>A woman asked me “how long does it take to get to that new normal?” She was talking about the idea that, living with chronic illness, our bodies change and we adjust until we get to a new normal.
I don’t think my answer was very helpful. I talked about the process and amount of time being different for everybody. That’s true, but it doesn’t get many of us through the rough spots.
We’re talking about dealing with change. One of the Carnegie coaches on the Dale Carnegie blog generalized: “In today’s workplace, there may be no more important skill than the ability to adapt successfully to change.”
While all 21st century citizens are dealing with change, those of us coping with chronic illness are exploring new territory. It’s no huge surprise that googling “new normal” took me to a “Survivorship Guide for Bone Marrow/Stem Cell Transplant” page.
Like others, our new normal is imposed by outward circumstance. Unlike others, our new normal is found within our own bodies, our own psyches, our own souls.

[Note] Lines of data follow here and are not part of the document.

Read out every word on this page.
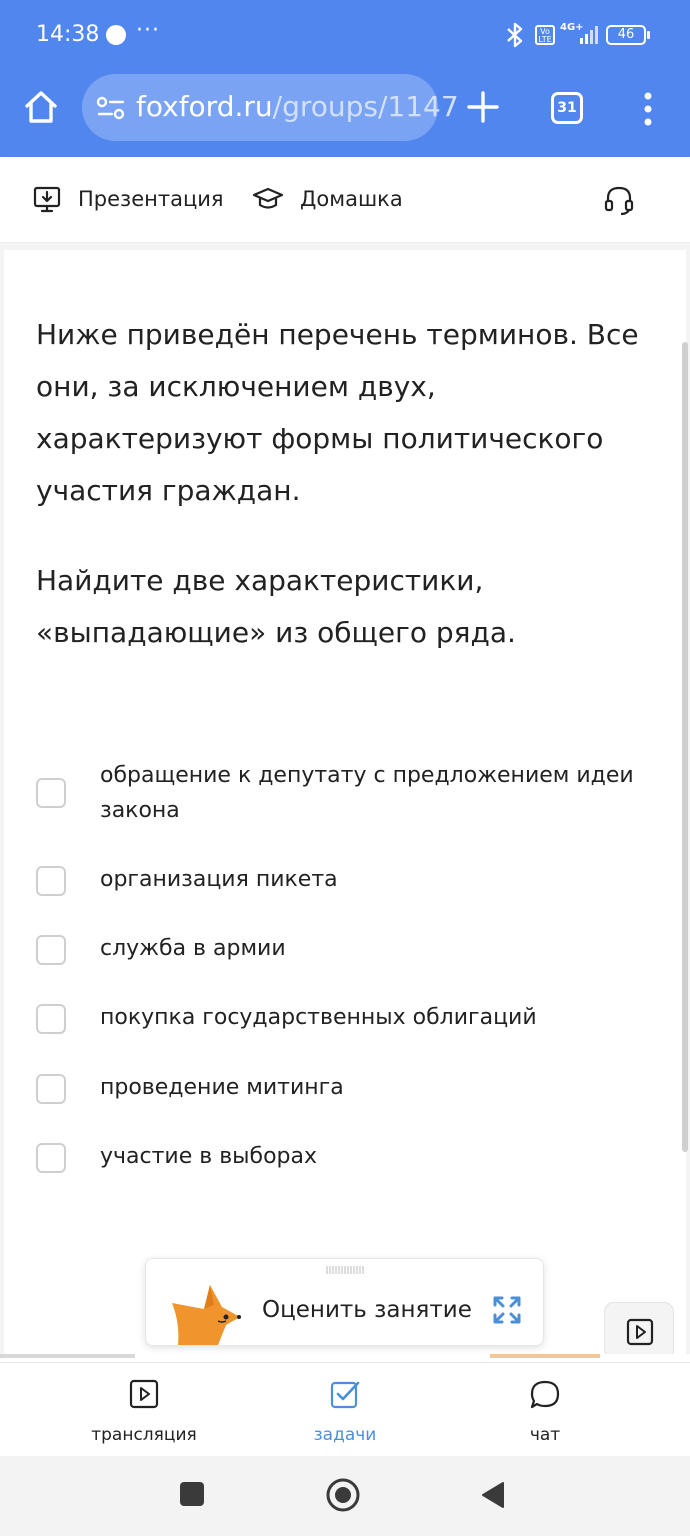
14:38 ···	Vo LTE
4G+	46
foxford.ru/groups/1147	31
Презентация	Домашка
Ниже приведён перечень терминов. Все они, за исключением двух, характеризуют формы политического участия граждан.
Найдите две характеристики, «выпадающие» из общего ряда.
обращение к депутату с предложением идеи закона
организация пикета
служба в армии
покупка государственных облигаций
проведение митинга
участие в выборах
Оценить занятие
трансляция	задачи	чат
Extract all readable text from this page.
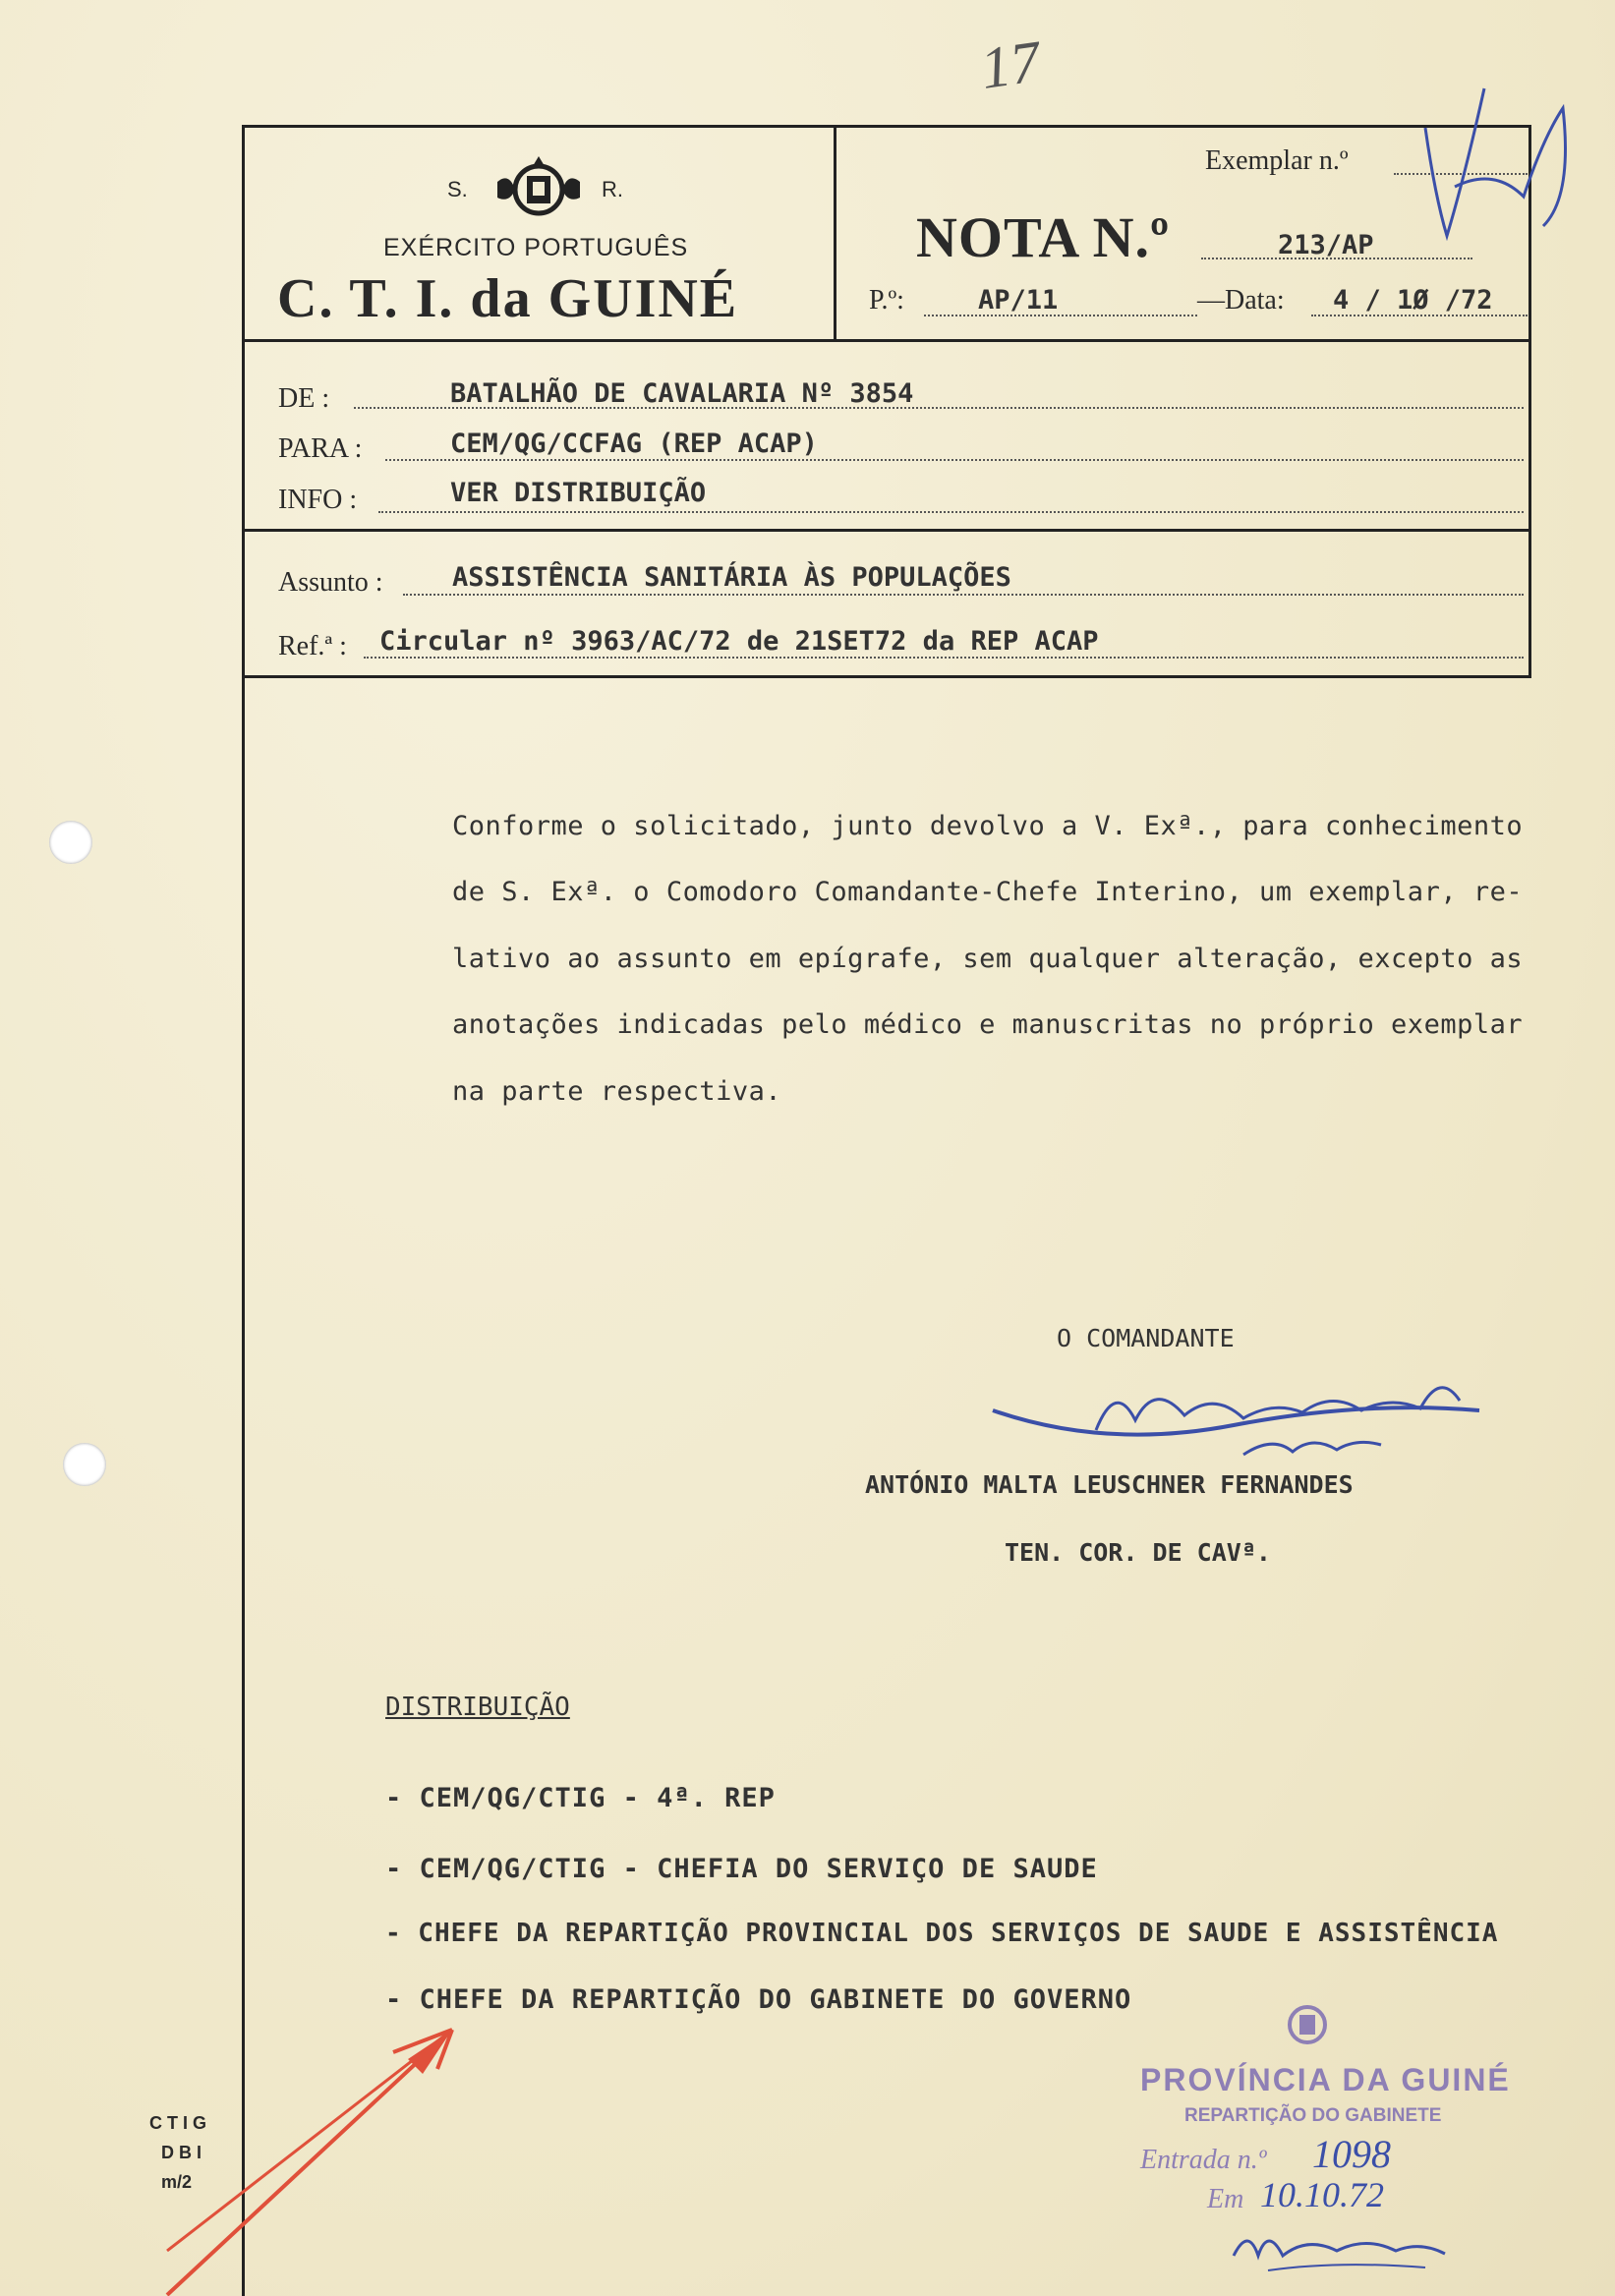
17
S.	R.
EXÉRCITO PORTUGUÊS
C. T. I. da GUINÉ
Exemplar n.º
NOTA N.º	213/AP
P.º:	AP/11	—Data: 4 / 1Ø /72
DE :	BATALHÃO DE CAVALARIA Nº 3854
PARA :	CEM/QG/CCFAG (REP ACAP)
INFO :	VER DISTRIBUIÇÃO
Assunto :	ASSISTÊNCIA SANITÁRIA ÀS POPULAÇÕES
Ref.ª : Circular nº 3963/AC/72 de 21SET72 da REP ACAP
Conforme o solicitado, junto devolvo a V. Exª., para conhecimento
de S. Exª. o Comodoro Comandante-Chefe Interino, um exemplar, re-
lativo ao assunto em epígrafe, sem qualquer alteração, excepto as
anotações indicadas pelo médico e manuscritas no próprio exemplar
na parte respectiva.
O COMANDANTE
ANTÓNIO MALTA LEUSCHNER FERNANDES
TEN. COR. DE CAVª.
DISTRIBUIÇÃO
- CEM/QG/CTIG - 4ª. REP
- CEM/QG/CTIG - CHEFIA DO SERVIÇO DE SAUDE
- CHEFE DA REPARTIÇÃO PROVINCIAL DOS SERVIÇOS DE SAUDE E ASSISTÊNCIA
- CHEFE DA REPARTIÇÃO DO GABINETE DO GOVERNO
CTIG
DBI
m/2
PROVÍNCIA DA GUINÉ
REPARTIÇÃO DO GABINETE
Entrada n.º 1098
Em 10.10.72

Standing in the way of my reaching a new normal, I find three things:
- Grief. It’s hard to let go of the me that was. I was comfortable, capable and more easy-going. The way of life being forced on me is not one I desired.
- Ignorance. I’m not sure what is involved. It’s not clear what my body can do and can no longer do. I can only guess and pay the price in pain or exhaustion when I guess wrong.
- Impatience. As soon as I understand that things need to change I want to be done with it. I want to reach the point where things are comfortable again. I want it NOW.
While my disease is beyond my control (not, with medication, beyond influence, but still beyond control), I can control my actions and attitudes.
Attitudes helpful in the face of change
- Change is a challenge. Getting to the new normal is not easy, but it is possible. If I have a competitive bone in my body, now is the time to engage it. Some people climb mountains, I get to the next new normal.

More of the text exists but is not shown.